Golf photographer Dave Cannon has travelled around the world almost 100 times, capturing more than 1,400 courses and the incredible players that have graced them. Here he talks about his life behind a lens and names his favourite golfing destinations
When did you first play golf?
My dad put a club in my hand when I was just 18 months old — I always had golf clubs around me. I didn’t play seriously until I was 14, because cricket took up most of my time before that. By the time I was 16 though, I really started to push on with golf and got my handicap down to nine from 20-something.
How serious was your golf?
I did actually manage to finish 14th in the English Amateur Championship when I was about 19, and I came down to scratch and played about 30 times for Leicestershire. At the time I was working as a salesman at a nylon sheet company in Leicester and the person I worked with was a mad-keen golfer, so we managed to fit in a lot of golf around work.
When did the photography start?
My dad introduced me to Neville Chadwick, a fantastic person, who happened to run the Leicester news service and covered all the Leicester City and Tigers games. I was always keen on photography and he asked me to come down to a game and sit with a camera. I sold my old Mini in the garage for about £200 and went to Jessops to buy a really nice Canon. I was totally untrained, but the first time I went with him to a match it was when the Midlands played against the All Blacks at rugby in 1978. He told me to sit in a corner and take pictures, and I got a nice picture of Les Cusworth (Leicester Tigers and England international) with a massive All Black chasing after him. The next day Neville rang and told me to get the Sunday Express and there was my picture. Well, that was it, I was hooked.
How did you get into golf?
After working with Neville, I joined a company called All Sport and did a lot of football until the 1990s, and was only really about to do golf in the summer. But I was at Hillsborough and seeing that first hand was a real kick in the guts — it turned me off football.
After that I did a lot more golf than ever before. I’d be covering every European Tour event, so I was travelling around the world a lot. Johnny Walker became a big client, then Heineken, then Dunhill, so I’d be doing all their big golf events. I was working as the official photographer at loads of competitions — I did 10 Ryder Cups as the official photographer. In fact this year (2018) is the first Ryder Cup that I’ve been to as just a normal photographer and not the official one.

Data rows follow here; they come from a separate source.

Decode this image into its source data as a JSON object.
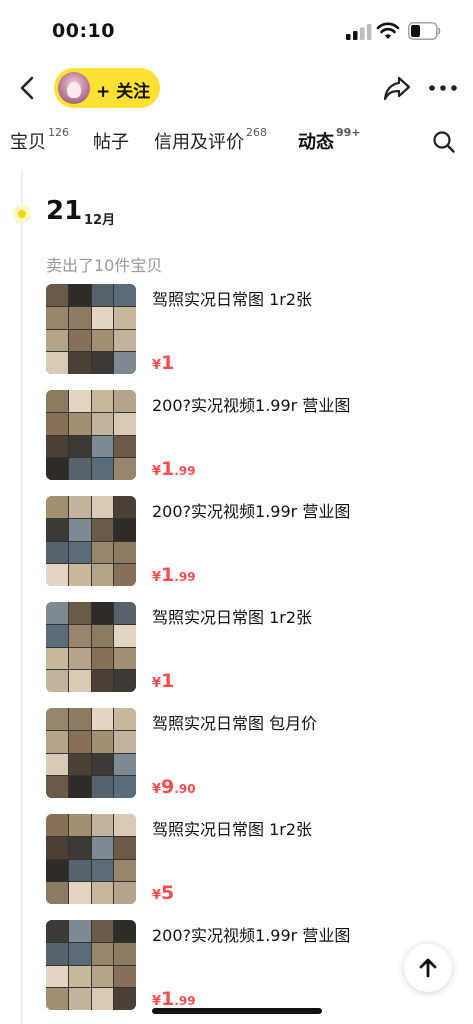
{
  "status_bar": {
    "time": "00:10"
  },
  "header": {
    "follow_label": "+ 关注"
  },
  "tabs": [
    {
      "label": "宝贝",
      "count": "126"
    },
    {
      "label": "帖子",
      "count": ""
    },
    {
      "label": "信用及评价",
      "count": "268"
    },
    {
      "label": "动态",
      "count": "99+"
    }
  ],
  "feed": {
    "date_day": "21",
    "date_month": "12月",
    "sold_note": "卖出了10件宝贝",
    "items": [
      {
        "title": "驾照实况日常图 1r2张",
        "currency": "¥",
        "price_int": "1",
        "price_dec": ""
      },
      {
        "title": "200?实况视频1.99r 营业图",
        "currency": "¥",
        "price_int": "1",
        "price_dec": ".99"
      },
      {
        "title": "200?实况视频1.99r 营业图",
        "currency": "¥",
        "price_int": "1",
        "price_dec": ".99"
      },
      {
        "title": "驾照实况日常图 1r2张",
        "currency": "¥",
        "price_int": "1",
        "price_dec": ""
      },
      {
        "title": "驾照实况日常图 包月价",
        "currency": "¥",
        "price_int": "9",
        "price_dec": ".90"
      },
      {
        "title": "驾照实况日常图 1r2张",
        "currency": "¥",
        "price_int": "5",
        "price_dec": ""
      },
      {
        "title": "200?实况视频1.99r 营业图",
        "currency": "¥",
        "price_int": "1",
        "price_dec": ".99"
      }
    ]
  },
  "colors": {
    "accent_yellow": "#ffe033",
    "price_red": "#ff4d4f"
  },
  "icons": [
    "back-arrow-icon",
    "share-icon",
    "more-icon",
    "search-icon",
    "scroll-top-icon"
  ]
}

What do you call a ‘lot’ of travelling?
I reckon on average I did about 24 tournaments year, sometimes 30, and I’d spend half a year away. I worked out the other day that I’d spent about 5,000 nights in hotel rooms and I’d travelled more than 94 times around the world in an aeroplane.
What about the courses?
I reckon I’ve been to more than 1,400, and played 850 of them. I always try and fit in a round in wherever I go. I played Portrush yesterday evening — terrible golf but an amazing course. My handicap isn’t what it was; it’s about 9.6 now. Once I got into professional photography it signalled the start of 20 years of not hitting a golf shot seriously — all my effort went into being a photographer and not a scratch golfer.

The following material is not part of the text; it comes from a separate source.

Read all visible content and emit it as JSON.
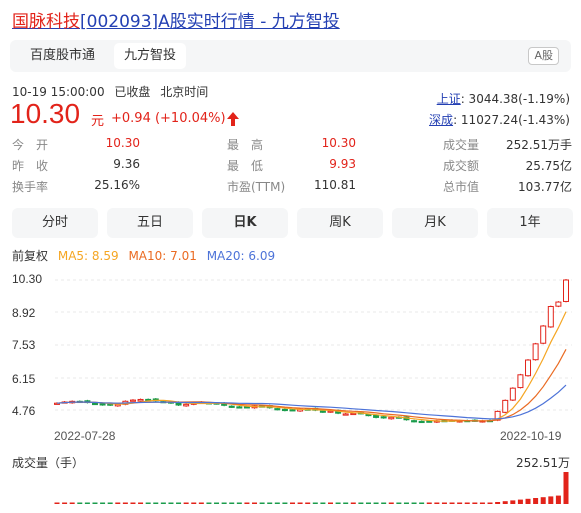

First big golf course you played?
Augusta National in 1984. I’m very lucky, if you took the top 100 courses in the world, I’ve been privileged enough to play around 80 of them.
Greatest golf photo?
Seve [Ballesteros] in 1984 on the 18th green or the action pic in from 1988 — sometimes single images can define someone’s career and I think those two did exactly that. He was so massive to European golf, he used one of those pictures for his logo too. It’s actually very funny, I was photographing him once and noticed this tattoo on his forearm, and it was my picture. Even before this, I was lucky enough to play with him in a pro-am, before anybody knew who he who he was. I drew him because I was the lowest handicapper at my club — I could never have known how well I’d get to know him or how big he would get at the time. I was still selling nylon sheets!
Best non-golf photo?
Beyond golf, I think the picture I took of Carl Lewis defined his career too — he reckons it’s the best picture he’s had taken. To be in a position to capture a split second of someone’s career as a job is quite a privilege.

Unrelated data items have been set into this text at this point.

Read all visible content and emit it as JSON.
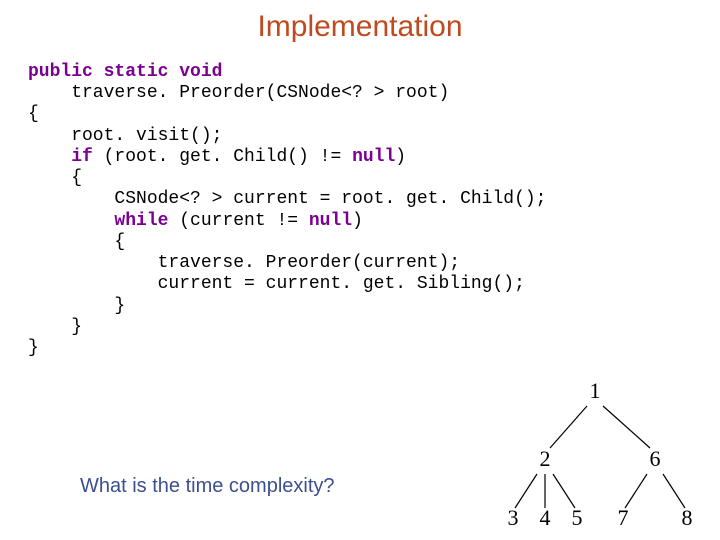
{
  "title": "Implementation",
  "question": "What is the time complexity?",
  "code": {
    "l01_public": "public",
    "l01_static": "static",
    "l01_void": "void",
    "l02": "    traverse. Preorder(CSNode<? > root)",
    "l03": "{",
    "l04": "    root. visit();",
    "l05_if": "    if",
    "l05_rest": " (root. get. Child() != ",
    "l05_null": "null",
    "l05_end": ")",
    "l06": "    {",
    "l07": "        CSNode<? > current = root. get. Child();",
    "l08_while": "        while",
    "l08_rest": " (current != ",
    "l08_null": "null",
    "l08_end": ")",
    "l09": "        {",
    "l10": "            traverse. Preorder(current);",
    "l11": "            current = current. get. Sibling();",
    "l12": "        }",
    "l13": "    }",
    "l14": "}"
  },
  "tree": {
    "n1": "1",
    "n2": "2",
    "n6": "6",
    "n3": "3",
    "n4": "4",
    "n5": "5",
    "n7": "7",
    "n8": "8"
  }
}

Best course you’ve photographed?
Turnberry is number one every time for me. Even before the changes, I loved it. My mum was based there during the war and we stayed there on many family holidays, so it’s been in the family all my life.
Any advice for budding golf photographers?
You’ve got to absolutely live and breathe golf. If somebody came to me who wasn’t a golfer, I’d be very surprised if they could do golf photography. People don’t understand the time involved. They’ve not only got to understand the game, but to love it too.
Dave Cannon is senior golf photographer at Getty Images.